Llego a la esperada pensión, pero en vez de eso me encuentro con una casa cuyas pequeñas piezas están separadas por unos paneles de terciado. Tengo un compañero de pieza que estudia Naval. Me dice que mi carrera antes estaba en la Teja, pero ahora está en el Miraflores. Menos verde y menos minas, me dice. Está equivocado, todavía estamos en la Teja. Para subirme el ánimo, camino hacia el centro con la intención de ver la vida de la ciudad. Camino y camino. No veo mucha gente, pero el paisaje es genial. El río y todo eso, pero de vida, nada. Otra vez más pienso que no estaba tan mal en la otra U. Al menos en la Santa María estaba cerca de la casa. Aquí estoy a 1000 kilómetros de mi casa. Es decir, estoy solo.
Primer día de clases. Mi segundo "primer día" de clases. Todos mis compañeros son 3 años menores que yo. Decido en un segundo sacar la carrera lo más pronto posible. Hablo con la profesora para convalidar ramos. Un solo y largo trámite, pero ya soy un “Convalidado”. Me convalidaron casi todos los ramos, pero este primer semestre no puedo adelantar nada. Así que tengo sólo 3 ramos. Introducción, Lectura Musical, y Musisonología, que es como una apreciación musical. Tengo clases sólo 3 días en la semana, así que supongo que estaré algo relajado.
Voy a clases y aún no conozco a mis compañeros, hasta que llega el día del “mechoneo”. Estoy decidido a faltar ese día. Aunque en la otra U no tuve mechoneo, mi idea es no tener ninguno. Pero me equivoco y falto un día antes. Estamos todos en el Conservatorio cuando el profesor sale y hace pasar a los de segundo. No alcanzo a salir corriendo. El líder de los de segundo nos da la bienvenida y nos tranquiliza indicando que los Acústicos no cortan el pelo. Nos tiñen un mechón de pelo, pero viene lo peor. ¡Sáquense un zapato y la ropa!, dice alguien. ¡Y pónganse estas bolsas de basura como pañal!. Al menos aquí nadie me conoce, pienso. Luego de llevarnos en esa facha hasta la plaza para pedir luca cada uno, nos llevan a la Isla Teja donde nos devolverán la ropa. Llegamos muertos de frío y hay más sorpresas.
Una competencia entre cada dos mechones de quién toma vino "al secante". Llega mi turno y el de un mechón que se ve casi de la edad de mi hermano chico.

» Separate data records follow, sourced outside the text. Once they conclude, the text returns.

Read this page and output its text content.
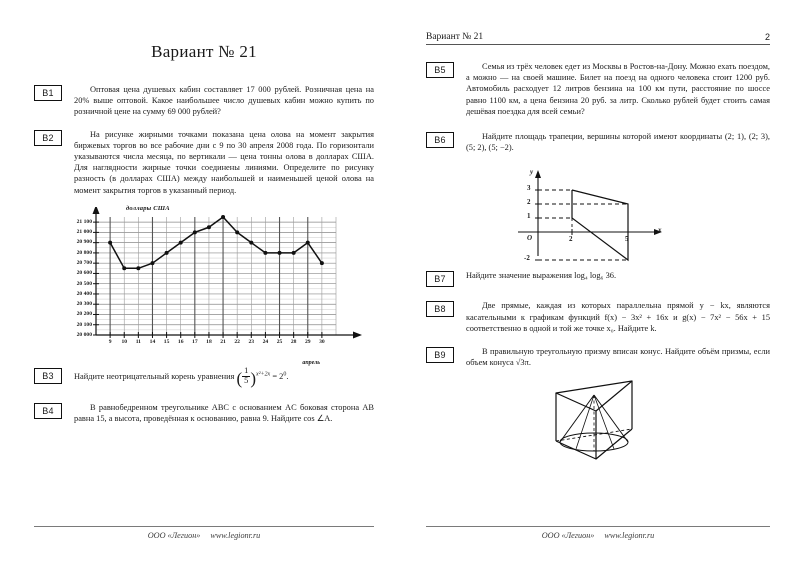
Вариант № 21
B1	Оптовая цена душевых кабин составляет 17 000 рублей. Розничная цена на 20% выше оптовой. Какое наибольшее число душевых кабин можно купить по розничной цене на сумму 69 000 рублей?
B2	На рисунке жирными точками показана цена олова на момент закрытия биржевых торгов во все рабочие дни с 9 по 30 апреля 2008 года. По горизонтали указываются числа месяца, по вертикали — цена тонны олова в долларах США. Для наглядности жирные точки соединены линиями. Определите по рисунку разность (в долларах США) между наибольшей и наименьшей ценой олова на момент закрытия торгов в указанный период.
доллары США
апрель
21 100
21 000
20 900
20 800
20 700
20 600
20 500
20 400
20 300
20 200
20 100
20 000
9	10	11	14	15	16	17	18	21	22	23	24	25	28	29	30
B3	Найдите неотрицательный корень уравнения ( $\frac{1}{5} )^{x^2+2x} = 2^0$.
B4	В равнобедренном треугольнике ABC с основанием AC боковая сторона AB равна 15, а высота, проведённая к основанию, равна 9. Найдите cos ∠A.
ООО «Легион» www.legionr.ru
Вариант № 21	2
B5	Семья из трёх человек едет из Москвы в Ростов-на-Дону. Можно ехать поездом, а можно — на своей машине. Билет на поезд на одного человека стоит 1200 руб. Автомобиль расходует 12 литров бензина на 100 км пути, расстояние по шоссе равно 1100 км, а цена бензина 20 руб. за литр. Сколько рублей будет стоить самая дешёвая поездка для всей семьи?
B6	Найдите площадь трапеции, вершины которой имеют координаты (2; 1), (2; 3), (5; 2), (5; −2).
y
x
O
3
2
1
-2
2	5
B7	Найдите значение выражения log₄ log₆ 36.
B8	Две прямые, каждая из которых параллельна прямой y − kx, являются касательными к графикам функций f(x) − 3x² + 16x и g(x) − 7x² − 56x + 15 соответственно в одной и той же точке x₀. Найдите k.
B9	В правильную треугольную призму вписан конус. Найдите объём призмы, если объем конуса √3π.
ООО «Легион» www.legionr.ru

Yo gano, pero me doy cuenta que no es sólo un mal vino como yo pensaba, sino que es vino con grapa. Es el llamado “Chupicidio” de los Acústicos. Con el transcurrir de los minutos, nos vamos haciendo todos amigos, conversando lo que nos une a todos: el gusto por la música. Escucho que algunos pelean por la cantidad de cintas que tienen, mientras otros se debaten entre cuán malo es Roxette. Yo por mi parte, me he hecho amigo de los otros dos “Convalidados”, uno de la USACH y el otro de la Chile. Y terminamos la celebración con un saldo de 10 mechones en el suelo y uno en el Hospital. Yo aparte de vaciar el estómago un par de veces, me siento bien.
Y aún no sé lo que estoy haciendo aquí.